Friday, February 27, 2009

Rice and Red Lentil Stew with Cauliflower and Peas


1 T vegetable oil
2 large leeks, rinsed and sliced
1 1/2 t. ground coriander
1 1/2 t. ground cumin
1 1/2 t. dry mustard
1 t. turmeric
1/4 t. cayenne
3/4 cup long-grain rice
1 1/2 t. salt
1/2 cup red lentils
1/2 med. head cauliflower, cut into 1" florets
1/2 cup fresh or frozen peas
2 T butter


In medium stew pot, heat oil over medium heat. Add leeks, coriander, cumin, mustard, turmeric, and cayenne, stirring constantly to toast the spices, for 1 minute.

Add rice, salt, and 4 1/4 cups water. Bring to a boil over high heat. Stir in lentils. Reduce heat to medium, cover, and cook until rice and lentils are just tender, about 20 minutes.
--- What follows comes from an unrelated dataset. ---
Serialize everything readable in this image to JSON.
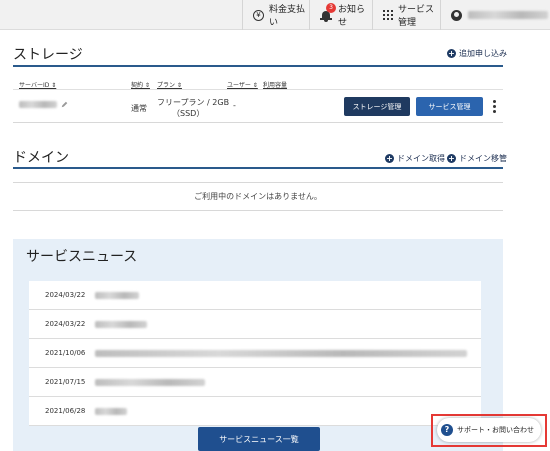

Add cauliflower, raise heat to high, and continue to cook, covered, stirring occasionally, for 5 minutes. Add peas and cook until they are warmed through and the stew has an oatmeal-like consistency, about 5 minutes longer. Add the butter, stirring until it melts. Serve hot in bowls. Serves 4-6.